Milagros
Es un
maldito clavo ardiendo, y me aferro a él como si mi vida, mi alma, mi cuerpo, y
mi ser, fueran en ello. Me aferro tal y como se aferra un gato a la cornisa de
un vigésimo piso, como a la gaviota que vuela mar adentro para morir, pero que
a última hora decide dar vuelta a tierra para ver aunque sea un atardecer más.
Rara
vez he creído en los milagros, y no obstante estoy pidiendo que se cumpla uno. Pidiendo
que el destino pase por la propia historia, el poder pasear entre las pertenencias
de aquellos que cambiaron el mundo y lo hicieron tal y como lo conocemos, el
milagro de poder viajar en el tiempo a cuando ni tan siquiera yo existía para
poder sentarme en el alfeizar de la realidad.
No
creo en los milagros, tal vez en las coincidencias, y por supuesto, le rezo
todas las noches al instinto.

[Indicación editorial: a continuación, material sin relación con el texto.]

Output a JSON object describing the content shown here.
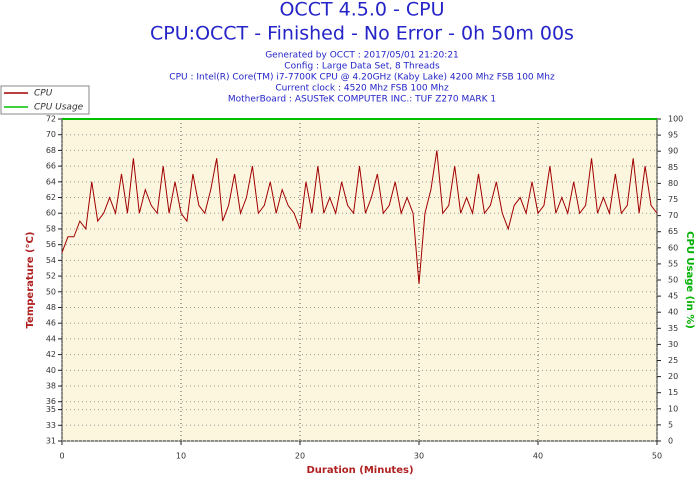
{
  "chart_data": {
    "type": "line",
    "title": "OCCT 4.5.0 - CPU",
    "subtitle": "CPU:OCCT - Finished - No Error - 0h 50m 00s",
    "info": [
      "Generated by OCCT : 2017/05/01 21:20:21",
      "Config : Large Data Set, 8 Threads",
      "CPU : Intel(R) Core(TM) i7-7700K CPU @ 4.20GHz (Kaby Lake) 4200 Mhz FSB 100 Mhz",
      "Current clock : 4520 Mhz FSB 100 Mhz",
      "MotherBoard : ASUSTeK COMPUTER INC.: TUF Z270 MARK 1"
    ],
    "x_label": "Duration (Minutes)",
    "y_label": "Temperature (°C)",
    "y2_label": "CPU Usage (in %)",
    "xlim": [
      0,
      50
    ],
    "xticks": [
      0,
      10,
      20,
      30,
      40,
      50
    ],
    "ylim": [
      31,
      72
    ],
    "yticks": [
      72,
      70,
      68,
      66,
      64,
      62,
      60,
      58,
      56,
      54,
      52,
      50,
      48,
      46,
      44,
      42,
      40,
      38,
      36,
      35,
      33,
      31
    ],
    "y2lim": [
      0,
      100
    ],
    "y2ticks": [
      0,
      5,
      10,
      15,
      20,
      25,
      30,
      35,
      40,
      45,
      50,
      55,
      60,
      65,
      70,
      75,
      80,
      85,
      90,
      95,
      100
    ],
    "grid": true,
    "legend": "top-left",
    "series": [
      {
        "name": "CPU",
        "color": "#a00000",
        "x": [
          0,
          0.5,
          1,
          1.5,
          2,
          2.5,
          3,
          3.5,
          4,
          4.5,
          5,
          5.5,
          6,
          6.5,
          7,
          7.5,
          8,
          8.5,
          9,
          9.5,
          10,
          10.5,
          11,
          11.5,
          12,
          12.5,
          13,
          13.5,
          14,
          14.5,
          15,
          15.5,
          16,
          16.5,
          17,
          17.5,
          18,
          18.5,
          19,
          19.5,
          20,
          20.5,
          21,
          21.5,
          22,
          22.5,
          23,
          23.5,
          24,
          24.5,
          25,
          25.5,
          26,
          26.5,
          27,
          27.5,
          28,
          28.5,
          29,
          29.5,
          30,
          30.5,
          31,
          31.5,
          32,
          32.5,
          33,
          33.5,
          34,
          34.5,
          35,
          35.5,
          36,
          36.5,
          37,
          37.5,
          38,
          38.5,
          39,
          39.5,
          40,
          40.5,
          41,
          41.5,
          42,
          42.5,
          43,
          43.5,
          44,
          44.5,
          45,
          45.5,
          46,
          46.5,
          47,
          47.5,
          48,
          48.5,
          49,
          49.5,
          50
        ],
        "values": [
          55,
          57,
          57,
          59,
          58,
          64,
          59,
          60,
          62,
          60,
          65,
          60,
          67,
          60,
          63,
          61,
          60,
          66,
          60,
          64,
          60,
          59,
          65,
          61,
          60,
          63,
          67,
          59,
          61,
          65,
          60,
          62,
          66,
          60,
          61,
          64,
          60,
          63,
          61,
          60,
          58,
          64,
          60,
          66,
          60,
          62,
          60,
          64,
          61,
          60,
          66,
          60,
          62,
          65,
          60,
          61,
          64,
          60,
          62,
          60,
          51,
          60,
          63,
          68,
          60,
          61,
          66,
          60,
          62,
          60,
          65,
          60,
          61,
          64,
          60,
          58,
          61,
          62,
          60,
          64,
          60,
          61,
          66,
          60,
          62,
          60,
          64,
          60,
          61,
          67,
          60,
          62,
          60,
          65,
          60,
          61,
          67,
          60,
          66,
          61,
          60
        ]
      },
      {
        "name": "CPU Usage",
        "color": "#00c000",
        "axis": "y2",
        "x": [
          0,
          50
        ],
        "values": [
          100,
          100
        ]
      }
    ]
  }
}
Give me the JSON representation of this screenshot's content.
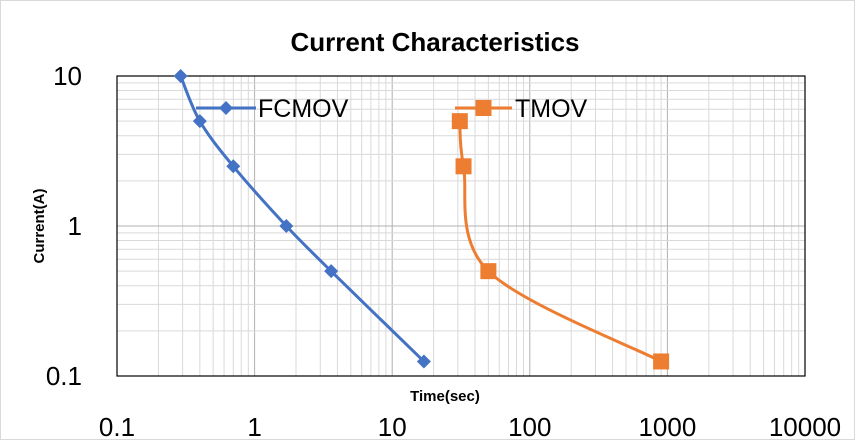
{
  "chart_data": {
    "type": "line",
    "title": "Current Characteristics",
    "xlabel": "Time(sec)",
    "ylabel": "Current(A)",
    "xscale": "log",
    "yscale": "log",
    "xlim": [
      0.1,
      10000
    ],
    "ylim": [
      0.1,
      10
    ],
    "xticks": [
      0.1,
      1,
      10,
      100,
      1000,
      10000
    ],
    "xtick_labels": [
      "0.1",
      "1",
      "10",
      "100",
      "1000",
      "10000"
    ],
    "yticks": [
      0.1,
      1,
      10
    ],
    "ytick_labels": [
      "0.1",
      "1",
      "10"
    ],
    "grid": "major and minor",
    "legend_position": "top, inside plot",
    "series": [
      {
        "name": "FCMOV",
        "color": "#4472C4",
        "marker": "diamond",
        "points": [
          {
            "x": 0.29,
            "y": 10
          },
          {
            "x": 0.4,
            "y": 5
          },
          {
            "x": 0.7,
            "y": 2.5
          },
          {
            "x": 1.7,
            "y": 1
          },
          {
            "x": 3.6,
            "y": 0.5
          },
          {
            "x": 17,
            "y": 0.125
          }
        ]
      },
      {
        "name": "TMOV",
        "color": "#ED7D31",
        "marker": "square",
        "points": [
          {
            "x": 31,
            "y": 5
          },
          {
            "x": 33,
            "y": 2.5
          },
          {
            "x": 50,
            "y": 0.5
          },
          {
            "x": 900,
            "y": 0.125
          }
        ]
      }
    ]
  }
}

Sé que si se cumple, no pasará demasiado tiempo
hasta que toque visitar la tierra del fin del mundo, que si finalmente el
milagro se obra, tendré que despedirme del lucero del alba que ha guiado mis
días y mis noches.
Creo
que estoy preparado para ello, para recorrer lo que me quede de camino en
solitario haciendo honor a su nombre, así que por esta vez, aunque en lugar de
una palada de cal reciba tonelada y media, voy a creer en los milagros.